Le soutien éhonté de gens comme Duran i Lleida, au nom de la droite catalane de CiU, loin de renforcer le gouvernement, affaiblit plutôt le gouvernement régional d'un Artur Mas, qui se vante d'être l'élève préféré de Merkel et le champion des coupes.
La honteuse complicité de Rubalcaba qui, au nom du PSOE, appelle à une « opposition responsable » et demande à Rajoy un « pacte d'unité nationale » pour mettre en œuvre les mesures dictées par l'UE, ne renforce pas non plus ce dernier. Cette attitude du PSOE le discrédite encore davantage auprès des travailleurs et du peuple, et le démasque comme un parti ami des banquiers, une partie organique de ce régime corrompu, coresponsable de la situation actuelle.
Basta ! A bas Rajoy et la Troïka !
Après la Marche Noire : organiser la grève générale ! Unifier les mineurs, les fonctionnaires et toutes les luttes, maintenant !
La lutte héroïque des hommes et femmes dans les mines, avec la grève illimitée, l'occupation des puits, la résistance dans les bassins, la Marche Noire et sa réception impressionnante à Madrid, tout cela est devenu un exemple et une référence centrale de la classe ouvrière dans toute l'Espagne, sous le slogan : « La lutte du mineur, la fierté du travailleur ! »

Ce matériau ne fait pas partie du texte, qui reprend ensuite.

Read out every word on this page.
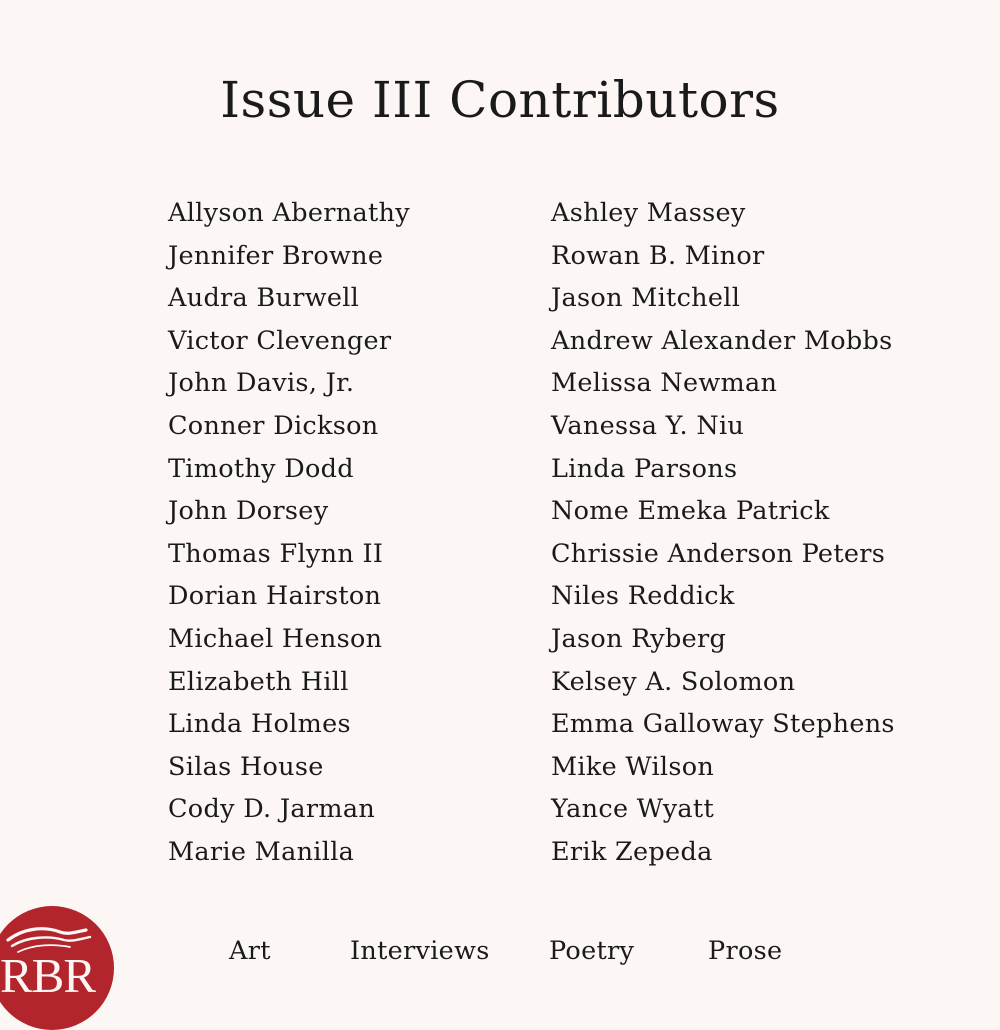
Issue III Contributors
Allyson Abernathy
Jennifer Browne
Audra Burwell
Victor Clevenger
John Davis, Jr.
Conner Dickson
Timothy Dodd
John Dorsey
Thomas Flynn II
Dorian Hairston
Michael Henson
Elizabeth Hill
Linda Holmes
Silas House
Cody D. Jarman
Marie Manilla
Ashley Massey
Rowan B. Minor
Jason Mitchell
Andrew Alexander Mobbs
Melissa Newman
Vanessa Y. Niu
Linda Parsons
Nome Emeka Patrick
Chrissie Anderson Peters
Niles Reddick
Jason Ryberg
Kelsey A. Solomon
Emma Galloway Stephens
Mike Wilson
Yance Wyatt
Erik Zepeda
Art	Interviews Poetry	Prose
RBR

Le Marche Noire a enflammé la colère populaire contre un gouvernement qui n'hésite pas à condamner à mort des districts entiers pour apaiser l'UE et promouvoir l'activité des grandes entreprises de l'électricité, dominées par les banques et les fonds d'investissement étrangers. Le gouvernement a réduit la subvention au charbon de 200 millions de dollars, en violation du pacte signé, alors qu'il octroie un montant supérieur à la construction des autoroutes radiales de Madrid pour éviter une perte d'argent, ou encore, qu'il verse 23,5 milliards dans le puits sans fond de Bankia, pour « socialiser » les pertes. « Il n'y a pas trop peu d'argent, il y a trop de voleurs ! »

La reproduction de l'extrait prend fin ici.